# Superposition of waves

1. Dec 7, 2008

### leopard

Figure on top:
$$P_{1}= (1/16)W, P_{2}=1W, P_{3}= 16W$$, and I want to calculate how the intensity varies with $$\theta$$

$$y(r,t) = y_{2}(r,t)[1 + 4e^{i(\phi_{3} - \phi_{2} + kdsin \theta} + \frac{1}{4} e^{i(\phi_{1} - \phi_{2} - kd sin \theta)}]$$

I understand how to proceed here, I just want to know how to determine whether it's + or - in front of $$\phi$$s and $$kdsin \theta$$

Bottom figure:

$$P_{1}=P_{2}=P_{3} = 10W$$, same problem.

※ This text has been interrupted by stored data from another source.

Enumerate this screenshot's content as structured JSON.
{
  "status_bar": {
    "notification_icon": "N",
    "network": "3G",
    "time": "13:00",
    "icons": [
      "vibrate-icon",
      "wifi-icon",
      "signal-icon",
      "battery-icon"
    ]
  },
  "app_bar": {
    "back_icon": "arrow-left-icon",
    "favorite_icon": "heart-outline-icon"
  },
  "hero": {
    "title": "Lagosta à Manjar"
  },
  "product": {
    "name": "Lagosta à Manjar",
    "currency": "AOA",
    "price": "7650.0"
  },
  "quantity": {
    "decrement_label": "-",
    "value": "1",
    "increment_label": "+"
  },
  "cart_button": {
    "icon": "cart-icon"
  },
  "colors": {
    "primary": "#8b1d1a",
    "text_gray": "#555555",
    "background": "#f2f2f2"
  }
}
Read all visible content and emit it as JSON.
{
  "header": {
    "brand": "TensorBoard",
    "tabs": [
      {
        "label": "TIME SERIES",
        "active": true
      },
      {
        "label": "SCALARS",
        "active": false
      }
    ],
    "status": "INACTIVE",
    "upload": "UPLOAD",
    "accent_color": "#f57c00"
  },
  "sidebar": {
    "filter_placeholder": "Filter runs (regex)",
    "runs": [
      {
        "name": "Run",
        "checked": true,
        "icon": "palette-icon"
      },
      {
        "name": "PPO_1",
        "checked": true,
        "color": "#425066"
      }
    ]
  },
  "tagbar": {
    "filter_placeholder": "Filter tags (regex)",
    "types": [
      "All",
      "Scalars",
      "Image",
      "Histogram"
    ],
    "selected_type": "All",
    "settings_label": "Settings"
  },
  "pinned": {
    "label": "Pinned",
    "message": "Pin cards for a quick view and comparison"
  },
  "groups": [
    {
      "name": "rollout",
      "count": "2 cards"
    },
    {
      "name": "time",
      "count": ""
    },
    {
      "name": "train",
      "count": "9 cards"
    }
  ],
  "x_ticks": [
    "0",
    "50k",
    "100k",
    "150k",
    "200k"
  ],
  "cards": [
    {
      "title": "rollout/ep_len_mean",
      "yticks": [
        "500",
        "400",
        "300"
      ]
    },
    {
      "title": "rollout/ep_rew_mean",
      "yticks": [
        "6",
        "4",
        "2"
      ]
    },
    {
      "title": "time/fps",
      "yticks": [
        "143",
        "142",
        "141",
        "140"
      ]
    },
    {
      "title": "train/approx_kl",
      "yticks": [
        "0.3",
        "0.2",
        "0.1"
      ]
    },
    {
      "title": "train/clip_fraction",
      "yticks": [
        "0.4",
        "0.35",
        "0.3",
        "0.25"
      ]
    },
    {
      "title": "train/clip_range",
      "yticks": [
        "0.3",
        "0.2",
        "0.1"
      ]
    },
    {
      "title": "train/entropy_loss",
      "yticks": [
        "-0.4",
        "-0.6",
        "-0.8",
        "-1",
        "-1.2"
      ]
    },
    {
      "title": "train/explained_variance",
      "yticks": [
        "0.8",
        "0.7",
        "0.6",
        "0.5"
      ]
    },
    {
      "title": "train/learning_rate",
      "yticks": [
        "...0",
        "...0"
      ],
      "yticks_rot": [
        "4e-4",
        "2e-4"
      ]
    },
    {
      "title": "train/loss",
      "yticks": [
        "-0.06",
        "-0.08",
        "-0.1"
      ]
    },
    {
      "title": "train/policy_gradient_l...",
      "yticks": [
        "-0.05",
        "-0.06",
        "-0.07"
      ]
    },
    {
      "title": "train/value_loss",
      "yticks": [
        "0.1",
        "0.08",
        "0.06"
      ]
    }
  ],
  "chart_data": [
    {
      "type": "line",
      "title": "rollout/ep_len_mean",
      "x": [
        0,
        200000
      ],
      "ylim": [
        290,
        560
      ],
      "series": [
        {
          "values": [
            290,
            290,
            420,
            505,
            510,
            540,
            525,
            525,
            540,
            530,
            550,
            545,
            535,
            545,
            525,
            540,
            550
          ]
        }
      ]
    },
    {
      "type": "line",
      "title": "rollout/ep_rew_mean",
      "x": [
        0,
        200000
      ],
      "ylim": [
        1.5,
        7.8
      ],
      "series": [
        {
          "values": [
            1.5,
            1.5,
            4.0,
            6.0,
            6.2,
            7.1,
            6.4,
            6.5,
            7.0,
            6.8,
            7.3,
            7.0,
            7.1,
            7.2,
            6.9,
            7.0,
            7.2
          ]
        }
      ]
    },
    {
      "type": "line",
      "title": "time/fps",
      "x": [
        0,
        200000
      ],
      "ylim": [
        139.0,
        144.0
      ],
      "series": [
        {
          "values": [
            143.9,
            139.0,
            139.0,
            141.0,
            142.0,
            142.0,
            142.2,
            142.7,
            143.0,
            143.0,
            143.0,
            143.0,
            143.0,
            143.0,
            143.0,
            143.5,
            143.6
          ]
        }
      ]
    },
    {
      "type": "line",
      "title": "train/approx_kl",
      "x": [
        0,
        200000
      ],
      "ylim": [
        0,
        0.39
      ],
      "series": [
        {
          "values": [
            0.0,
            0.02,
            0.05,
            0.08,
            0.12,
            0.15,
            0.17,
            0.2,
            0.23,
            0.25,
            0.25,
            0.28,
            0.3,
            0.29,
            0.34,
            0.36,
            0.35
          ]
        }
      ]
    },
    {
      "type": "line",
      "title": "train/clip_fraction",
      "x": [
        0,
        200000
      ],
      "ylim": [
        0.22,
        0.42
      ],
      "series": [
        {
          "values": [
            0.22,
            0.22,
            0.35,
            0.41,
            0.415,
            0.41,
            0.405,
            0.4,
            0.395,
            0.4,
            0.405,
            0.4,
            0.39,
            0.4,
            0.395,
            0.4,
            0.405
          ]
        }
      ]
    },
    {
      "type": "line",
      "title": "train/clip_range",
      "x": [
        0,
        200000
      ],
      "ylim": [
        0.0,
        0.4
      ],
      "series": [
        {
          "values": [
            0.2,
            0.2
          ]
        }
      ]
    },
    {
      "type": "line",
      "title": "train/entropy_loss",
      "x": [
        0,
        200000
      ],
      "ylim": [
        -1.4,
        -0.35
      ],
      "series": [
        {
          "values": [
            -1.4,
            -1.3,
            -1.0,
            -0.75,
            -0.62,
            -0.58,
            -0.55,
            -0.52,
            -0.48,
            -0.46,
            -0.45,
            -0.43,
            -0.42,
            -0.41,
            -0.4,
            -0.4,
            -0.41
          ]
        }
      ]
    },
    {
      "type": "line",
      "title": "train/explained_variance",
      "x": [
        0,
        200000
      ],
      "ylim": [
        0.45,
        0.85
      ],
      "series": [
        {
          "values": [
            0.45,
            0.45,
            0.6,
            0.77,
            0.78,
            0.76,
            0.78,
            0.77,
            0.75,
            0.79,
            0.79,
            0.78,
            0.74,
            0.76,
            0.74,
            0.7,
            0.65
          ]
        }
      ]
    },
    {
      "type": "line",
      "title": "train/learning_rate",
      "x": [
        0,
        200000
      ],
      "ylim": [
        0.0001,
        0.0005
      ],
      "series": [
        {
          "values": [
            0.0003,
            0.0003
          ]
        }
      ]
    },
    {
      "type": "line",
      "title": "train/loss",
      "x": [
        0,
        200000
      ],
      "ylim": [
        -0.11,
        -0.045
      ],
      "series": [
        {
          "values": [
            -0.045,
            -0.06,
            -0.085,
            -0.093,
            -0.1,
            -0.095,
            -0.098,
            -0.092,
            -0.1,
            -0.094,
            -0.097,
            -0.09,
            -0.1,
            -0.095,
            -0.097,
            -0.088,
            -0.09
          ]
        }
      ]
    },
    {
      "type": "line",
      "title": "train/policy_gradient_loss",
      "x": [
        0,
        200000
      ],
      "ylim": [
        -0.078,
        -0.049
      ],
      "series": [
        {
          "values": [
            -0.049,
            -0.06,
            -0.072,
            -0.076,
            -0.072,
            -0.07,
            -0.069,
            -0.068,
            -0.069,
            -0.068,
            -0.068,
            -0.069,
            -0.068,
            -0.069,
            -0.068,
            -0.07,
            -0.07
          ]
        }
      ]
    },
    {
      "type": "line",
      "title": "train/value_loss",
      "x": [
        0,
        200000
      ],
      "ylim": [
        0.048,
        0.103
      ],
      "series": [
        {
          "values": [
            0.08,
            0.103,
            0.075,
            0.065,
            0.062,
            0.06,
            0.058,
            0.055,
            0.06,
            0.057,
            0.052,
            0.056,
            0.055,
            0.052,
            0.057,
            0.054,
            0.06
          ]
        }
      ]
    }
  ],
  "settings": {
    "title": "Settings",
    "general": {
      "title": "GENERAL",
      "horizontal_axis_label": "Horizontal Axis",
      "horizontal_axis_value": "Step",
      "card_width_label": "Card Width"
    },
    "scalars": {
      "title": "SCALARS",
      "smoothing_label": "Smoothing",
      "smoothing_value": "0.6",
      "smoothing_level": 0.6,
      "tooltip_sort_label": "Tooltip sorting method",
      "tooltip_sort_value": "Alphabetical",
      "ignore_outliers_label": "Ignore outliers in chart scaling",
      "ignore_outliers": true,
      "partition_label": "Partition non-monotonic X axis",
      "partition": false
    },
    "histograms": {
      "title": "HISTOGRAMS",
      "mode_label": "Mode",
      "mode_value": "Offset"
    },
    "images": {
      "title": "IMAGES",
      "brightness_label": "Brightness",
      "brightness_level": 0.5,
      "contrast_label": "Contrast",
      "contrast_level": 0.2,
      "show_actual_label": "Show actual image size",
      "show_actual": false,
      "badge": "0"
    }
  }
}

$$y(r,t)=y_{1}(r,t)[1 + e^{i(\phi_{2} - \phi_{1} + kd cos \theta)} + e^{i(\phi_{3} - \phi_{1} + kd sin \theta)}]$$

Is it just me, or is there an incoherence here, as how to determine the signs? Both are from exam solution manuals at my university, so it should be correct.

2. Dec 8, 2008

### turin

I am having a hard to following the problem setup. Is this some sort of phased array? What is y2?